Smaller rodents like shrews and voles find shelter in the huts, and turtles climb on top to bask in the sun. Raptors such as short-eared owls and northern harriers rest atop the houses, where they scan the marsh for their next meals. Mallards and Canada geese sometimes build nests on the mounds.

A mound of brown grass rises above tall brown grass, with water in the foreground and cloudy skies behind.

Moderation is key

You can, however, have too much of a good thing, and muskrats are no exception. As the population grows, so too do the odds of disease, starvation, and conflict over territories. At a certain point, they start to harm the very habitat they — and so many others — depend upon.

With no mammalian predators to keep them in check, muskrat populations on Poplar Island tend to be cyclical — numbers increase for a few years, stressing the habitat, then crash due to disease. To reduce habitat damage, biologists manage the animals.

First, they need to know how many muskrats there are.

In Winter 2007, a team of biologists and volunteers randomly chose 20 muskrat huts in each marsh and trapped the occupants until no more appeared. By dividing the total number of muskrats by the number of huts, they found the average number of animals per hut, which was 4.6.

They’ve returned every year since. With a smartphone app called Collector, they plot muskrat huts on Geographic Information System (GIS) maps created with help from USACE. Using the average occupancy rate, they estimate the muskrat population in each marsh.

A man stands in a salt marsh filled with brown grasses, In the background are water, more grasses, then trees and sky. He has his foot on a mound of grasses with a wooden structure on top and is holding a bright pink stick.
Next, they need to know how many muskrats the marsh can support.

For this, McGowan uses a computer model created by the Service. It takes data collected by the University of Maryland Center for Environmental Science at nearby Horn Point Laboratory and estimates the amount of plant material — both above and below ground — in a marsh. It then calculates how many muskrats can live there without harming the habitat — the marsh’s muskrat carrying capacity.
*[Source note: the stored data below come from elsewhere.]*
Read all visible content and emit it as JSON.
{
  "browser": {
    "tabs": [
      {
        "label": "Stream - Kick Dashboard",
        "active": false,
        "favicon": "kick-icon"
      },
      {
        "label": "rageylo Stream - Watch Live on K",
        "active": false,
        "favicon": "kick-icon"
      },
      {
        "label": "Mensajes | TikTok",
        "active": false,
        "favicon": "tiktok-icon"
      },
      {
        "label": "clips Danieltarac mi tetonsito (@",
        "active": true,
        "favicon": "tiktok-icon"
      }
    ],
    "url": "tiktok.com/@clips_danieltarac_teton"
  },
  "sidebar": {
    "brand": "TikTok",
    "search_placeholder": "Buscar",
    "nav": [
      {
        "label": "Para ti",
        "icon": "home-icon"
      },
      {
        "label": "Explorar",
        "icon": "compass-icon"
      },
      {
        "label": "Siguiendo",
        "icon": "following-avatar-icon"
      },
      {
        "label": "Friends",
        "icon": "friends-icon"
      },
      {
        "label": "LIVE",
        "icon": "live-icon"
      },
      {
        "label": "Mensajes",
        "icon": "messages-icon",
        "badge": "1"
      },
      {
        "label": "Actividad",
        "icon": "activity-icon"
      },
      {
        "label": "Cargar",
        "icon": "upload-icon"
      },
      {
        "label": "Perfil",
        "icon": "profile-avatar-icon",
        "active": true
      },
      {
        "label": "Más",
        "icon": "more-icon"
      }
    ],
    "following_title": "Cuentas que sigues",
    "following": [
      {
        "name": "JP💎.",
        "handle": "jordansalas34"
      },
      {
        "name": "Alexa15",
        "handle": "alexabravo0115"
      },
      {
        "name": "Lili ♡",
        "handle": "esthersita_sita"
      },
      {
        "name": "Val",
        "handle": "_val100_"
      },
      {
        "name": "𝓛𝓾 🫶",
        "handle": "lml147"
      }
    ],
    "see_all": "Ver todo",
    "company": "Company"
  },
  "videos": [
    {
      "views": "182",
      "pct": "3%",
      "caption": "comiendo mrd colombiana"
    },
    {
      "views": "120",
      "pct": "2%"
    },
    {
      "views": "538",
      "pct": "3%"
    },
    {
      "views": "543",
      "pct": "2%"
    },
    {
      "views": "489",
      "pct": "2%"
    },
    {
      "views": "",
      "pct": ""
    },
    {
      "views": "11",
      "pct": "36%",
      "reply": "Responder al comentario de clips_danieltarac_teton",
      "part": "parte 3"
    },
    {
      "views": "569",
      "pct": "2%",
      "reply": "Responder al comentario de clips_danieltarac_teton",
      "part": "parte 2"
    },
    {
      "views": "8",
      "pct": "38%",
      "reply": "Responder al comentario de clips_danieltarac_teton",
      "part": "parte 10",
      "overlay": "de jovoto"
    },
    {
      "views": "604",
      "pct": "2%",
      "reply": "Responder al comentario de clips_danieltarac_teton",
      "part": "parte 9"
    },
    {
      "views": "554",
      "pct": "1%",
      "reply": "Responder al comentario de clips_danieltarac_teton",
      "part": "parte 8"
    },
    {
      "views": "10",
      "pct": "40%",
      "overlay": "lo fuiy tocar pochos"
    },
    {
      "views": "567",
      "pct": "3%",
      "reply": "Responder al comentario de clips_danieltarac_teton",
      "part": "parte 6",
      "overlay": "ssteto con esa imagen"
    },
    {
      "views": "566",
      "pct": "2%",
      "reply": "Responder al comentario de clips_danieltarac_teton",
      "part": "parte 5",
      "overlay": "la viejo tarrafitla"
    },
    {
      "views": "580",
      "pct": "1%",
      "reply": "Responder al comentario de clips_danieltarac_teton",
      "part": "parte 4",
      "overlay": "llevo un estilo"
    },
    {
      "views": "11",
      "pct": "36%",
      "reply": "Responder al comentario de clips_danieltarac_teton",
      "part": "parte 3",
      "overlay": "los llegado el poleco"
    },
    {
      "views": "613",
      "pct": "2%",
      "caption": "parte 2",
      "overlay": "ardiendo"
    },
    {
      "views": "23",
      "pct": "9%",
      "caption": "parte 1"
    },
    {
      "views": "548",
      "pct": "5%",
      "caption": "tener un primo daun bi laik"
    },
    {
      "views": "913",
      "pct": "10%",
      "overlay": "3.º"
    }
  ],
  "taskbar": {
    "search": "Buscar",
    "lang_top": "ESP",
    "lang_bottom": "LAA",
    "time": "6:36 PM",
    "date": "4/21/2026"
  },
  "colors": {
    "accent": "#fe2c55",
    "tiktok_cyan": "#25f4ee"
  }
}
“To keep the system in balance, the model allows for muskrats to remove no more than four percent of the plant biomass,” said McGowan. “The model calculates the carrying capacity of the marsh and, if the muskrat population exceeds it, tells us how many need to be culled.”
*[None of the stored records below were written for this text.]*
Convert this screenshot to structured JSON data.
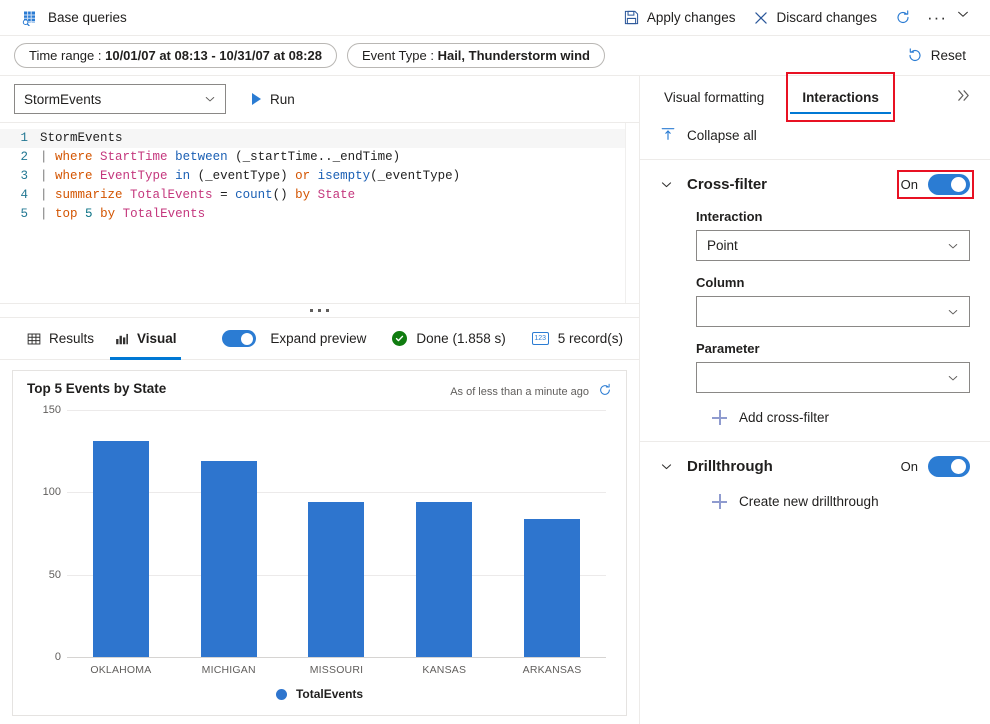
{
  "topbar": {
    "icon": "table-search-icon",
    "title": "Base queries",
    "apply_label": "Apply changes",
    "apply_icon": "save-icon",
    "discard_label": "Discard changes",
    "discard_icon": "close-x-icon",
    "refresh_icon": "refresh-icon",
    "more_label": "···",
    "chevron_icon": "chevron-down-icon"
  },
  "filterbar": {
    "pills": [
      {
        "label": "Time range : ",
        "value": "10/01/07 at 08:13 - 10/31/07 at 08:28"
      },
      {
        "label": "Event Type : ",
        "value": "Hail, Thunderstorm wind"
      }
    ],
    "reset_label": "Reset",
    "reset_icon": "undo-icon"
  },
  "query": {
    "source_value": "StormEvents",
    "source_chevron": "chevron-down-icon",
    "run_label": "Run",
    "run_icon": "play-icon",
    "lines": [
      {
        "n": "1",
        "tokens": [
          {
            "t": "StormEvents",
            "c": "k-plain"
          }
        ]
      },
      {
        "n": "2",
        "tokens": [
          {
            "t": "| ",
            "c": "k-pipe"
          },
          {
            "t": "where",
            "c": "k-op"
          },
          {
            "t": " ",
            "c": "k-plain"
          },
          {
            "t": "StartTime",
            "c": "k-col"
          },
          {
            "t": " ",
            "c": "k-plain"
          },
          {
            "t": "between",
            "c": "k-fn"
          },
          {
            "t": " (_startTime.._endTime)",
            "c": "k-plain"
          }
        ]
      },
      {
        "n": "3",
        "tokens": [
          {
            "t": "| ",
            "c": "k-pipe"
          },
          {
            "t": "where",
            "c": "k-op"
          },
          {
            "t": " ",
            "c": "k-plain"
          },
          {
            "t": "EventType",
            "c": "k-col"
          },
          {
            "t": " ",
            "c": "k-plain"
          },
          {
            "t": "in",
            "c": "k-fn"
          },
          {
            "t": " (_eventType) ",
            "c": "k-plain"
          },
          {
            "t": "or",
            "c": "k-op"
          },
          {
            "t": " ",
            "c": "k-plain"
          },
          {
            "t": "isempty",
            "c": "k-fn"
          },
          {
            "t": "(_eventType)",
            "c": "k-plain"
          }
        ]
      },
      {
        "n": "4",
        "tokens": [
          {
            "t": "| ",
            "c": "k-pipe"
          },
          {
            "t": "summarize",
            "c": "k-op"
          },
          {
            "t": " ",
            "c": "k-plain"
          },
          {
            "t": "TotalEvents",
            "c": "k-col"
          },
          {
            "t": " = ",
            "c": "k-plain"
          },
          {
            "t": "count",
            "c": "k-fn"
          },
          {
            "t": "() ",
            "c": "k-plain"
          },
          {
            "t": "by",
            "c": "k-op"
          },
          {
            "t": " ",
            "c": "k-plain"
          },
          {
            "t": "State",
            "c": "k-col"
          }
        ]
      },
      {
        "n": "5",
        "tokens": [
          {
            "t": "| ",
            "c": "k-pipe"
          },
          {
            "t": "top",
            "c": "k-op"
          },
          {
            "t": " ",
            "c": "k-plain"
          },
          {
            "t": "5",
            "c": "k-num"
          },
          {
            "t": " ",
            "c": "k-plain"
          },
          {
            "t": "by",
            "c": "k-op"
          },
          {
            "t": " ",
            "c": "k-plain"
          },
          {
            "t": "TotalEvents",
            "c": "k-col"
          }
        ]
      }
    ]
  },
  "results": {
    "tabs": [
      {
        "label": "Results",
        "icon": "table-icon",
        "active": false
      },
      {
        "label": "Visual",
        "icon": "bar-chart-icon",
        "active": true
      }
    ],
    "expand_preview_label": "Expand preview",
    "expand_preview_on": true,
    "status_label": "Done (1.858 s)",
    "status_icon": "check-circle-icon",
    "records_label": "5 record(s)",
    "records_icon": "number-badge-icon"
  },
  "chart_data": {
    "type": "bar",
    "title": "Top 5 Events by State",
    "as_of": "As of less than a minute ago",
    "refresh_icon": "refresh-icon",
    "categories": [
      "OKLAHOMA",
      "MICHIGAN",
      "MISSOURI",
      "KANSAS",
      "ARKANSAS"
    ],
    "values": [
      131,
      119,
      94,
      94,
      84
    ],
    "series": [
      {
        "name": "TotalEvents",
        "values": [
          131,
          119,
          94,
          94,
          84
        ],
        "color": "#2e75ce"
      }
    ],
    "yticks": [
      150,
      100,
      50,
      0
    ],
    "ylim": [
      0,
      150
    ],
    "xlabel": "",
    "ylabel": "",
    "grid": true,
    "legend": {
      "position": "bottom",
      "entries": [
        "TotalEvents"
      ]
    }
  },
  "panel": {
    "tabs": [
      {
        "label": "Visual formatting",
        "active": false,
        "highlighted": false
      },
      {
        "label": "Interactions",
        "active": true,
        "highlighted": true
      }
    ],
    "expand_icon": "double-chevron-right-icon",
    "collapse_all_label": "Collapse all",
    "collapse_all_icon": "collapse-all-icon",
    "sections": [
      {
        "title": "Cross-filter",
        "chevron": "chevron-down-icon",
        "toggle_label": "On",
        "toggle_on": true,
        "toggle_highlighted": true,
        "fields": [
          {
            "label": "Interaction",
            "value": "Point",
            "chevron": "chevron-down-icon"
          },
          {
            "label": "Column",
            "value": "",
            "chevron": "chevron-down-icon"
          },
          {
            "label": "Parameter",
            "value": "",
            "chevron": "chevron-down-icon"
          }
        ],
        "add_label": "Add cross-filter",
        "add_icon": "plus-icon"
      },
      {
        "title": "Drillthrough",
        "chevron": "chevron-down-icon",
        "toggle_label": "On",
        "toggle_on": true,
        "toggle_highlighted": false,
        "fields": [],
        "add_label": "Create new drillthrough",
        "add_icon": "plus-icon"
      }
    ]
  }
}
Service staff remove the extra muskrats through trapping. It’s not necessary every year, and the numbers are usually low.

A recipe for success

More than two decades into the Poplar Island project, the results are impressive.

The number of bird species has increased from fewer than 11 to more than 300. Thirty-four species now nest there, including American oystercatcher, glossy ibis, and snowy egret. The island hosts the largest least tern colony in Maryland and the largest common tern colony in that state’s portion of the bay.
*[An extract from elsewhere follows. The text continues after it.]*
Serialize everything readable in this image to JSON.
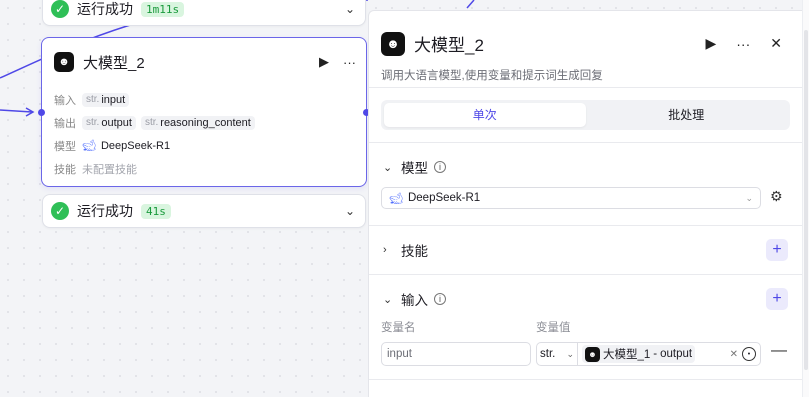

A white bird with a yellow beak and black cap sits on a nest with two speckled chicks, on a sandy beach with green grass sprouting behind.

Internationally recognized as a model in island restoration, the project draws scientists from around the world to learn from those involved.

The public can also visit, through tours offered by the Maryland Environmental Service. When restoration is complete 20 years from now, the island will be managed by the Maryland Department of Natural Resources or another natural resource agency, perhaps the Service.

Because the Port of Baltimore will always need dredging, restoration partners have set their sights on the next lucky recipients of dredge material. The Mid-Chesapeake Bay Island Ecosystem Restoration, which will rebuild Barren and James islands, is in the design phase, and Service staff will count small mammals and birds there this summer.

Thanks to one hungry rodent, some creative state and federal agencies, and an unlimited supply of sediment, Poplar Island is once more a destination for migratory birds and people alike. It also protects Maryland’s eastern shore from westerly waves. Its recipe for successful remote island restoration is being cooked up worldwide.